Design and in vitro Evaluation of Fluvoxamine Nanosuspension using PVA as Stabilizing Agent

Introduction: Poor aqueous solubility and low dissolution rates are the initial drawback for the majority of
upcoming and existing biologically active compounds. Materials and Methods: Fluvoxamine (API), other
excipients such as PVA, SLS, Tween 80, and methanol. Fluvoxamine is a poorly water-soluble drug and its
bioavailability is very low.
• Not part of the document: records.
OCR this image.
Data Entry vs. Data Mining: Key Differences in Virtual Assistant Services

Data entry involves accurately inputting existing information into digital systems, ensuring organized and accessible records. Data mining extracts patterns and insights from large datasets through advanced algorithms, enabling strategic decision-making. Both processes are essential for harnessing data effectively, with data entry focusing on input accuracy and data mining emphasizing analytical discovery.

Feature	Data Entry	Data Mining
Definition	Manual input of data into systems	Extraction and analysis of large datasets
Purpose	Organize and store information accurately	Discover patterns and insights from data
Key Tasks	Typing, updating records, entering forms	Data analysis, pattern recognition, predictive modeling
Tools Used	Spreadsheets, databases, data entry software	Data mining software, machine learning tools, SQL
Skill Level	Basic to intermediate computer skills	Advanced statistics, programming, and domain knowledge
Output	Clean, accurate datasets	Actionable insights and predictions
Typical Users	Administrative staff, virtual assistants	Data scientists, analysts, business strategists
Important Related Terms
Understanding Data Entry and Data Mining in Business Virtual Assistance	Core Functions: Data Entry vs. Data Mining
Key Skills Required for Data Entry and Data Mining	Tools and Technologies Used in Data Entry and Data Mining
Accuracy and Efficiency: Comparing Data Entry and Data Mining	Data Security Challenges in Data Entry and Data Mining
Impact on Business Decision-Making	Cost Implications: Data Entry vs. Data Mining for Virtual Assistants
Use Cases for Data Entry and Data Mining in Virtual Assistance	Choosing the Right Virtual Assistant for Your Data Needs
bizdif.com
The present study was to increase the solubility and dissolution rate of Fluvoxamine
by formulating nanosuspensions by Emulsification solvent evaporation method. Results and Discussions: The
formulation nanosuspenison was subject to zeta potential, particle size analysis, drug content, and in vitro drug
release studies. The entrapment efficiency of all the formulations was within 95.78–98.16%, from the drug release
studies, The NF6 formulation was optimized and it shows maximum drug release (99.02%) at a shorter period
of time than remaining formulations. The average particle size of the optimized formulation was found to be
110 nm. Conclusion: The research showed that enhanced dissolution rate by reduced in particle size, which,
in turn, increases the dissolution rate and oral bioavailability of fluvoxamine by formulating nanosuspensions.
Formulations were found to physically stable with PVA as the stabilizing agent.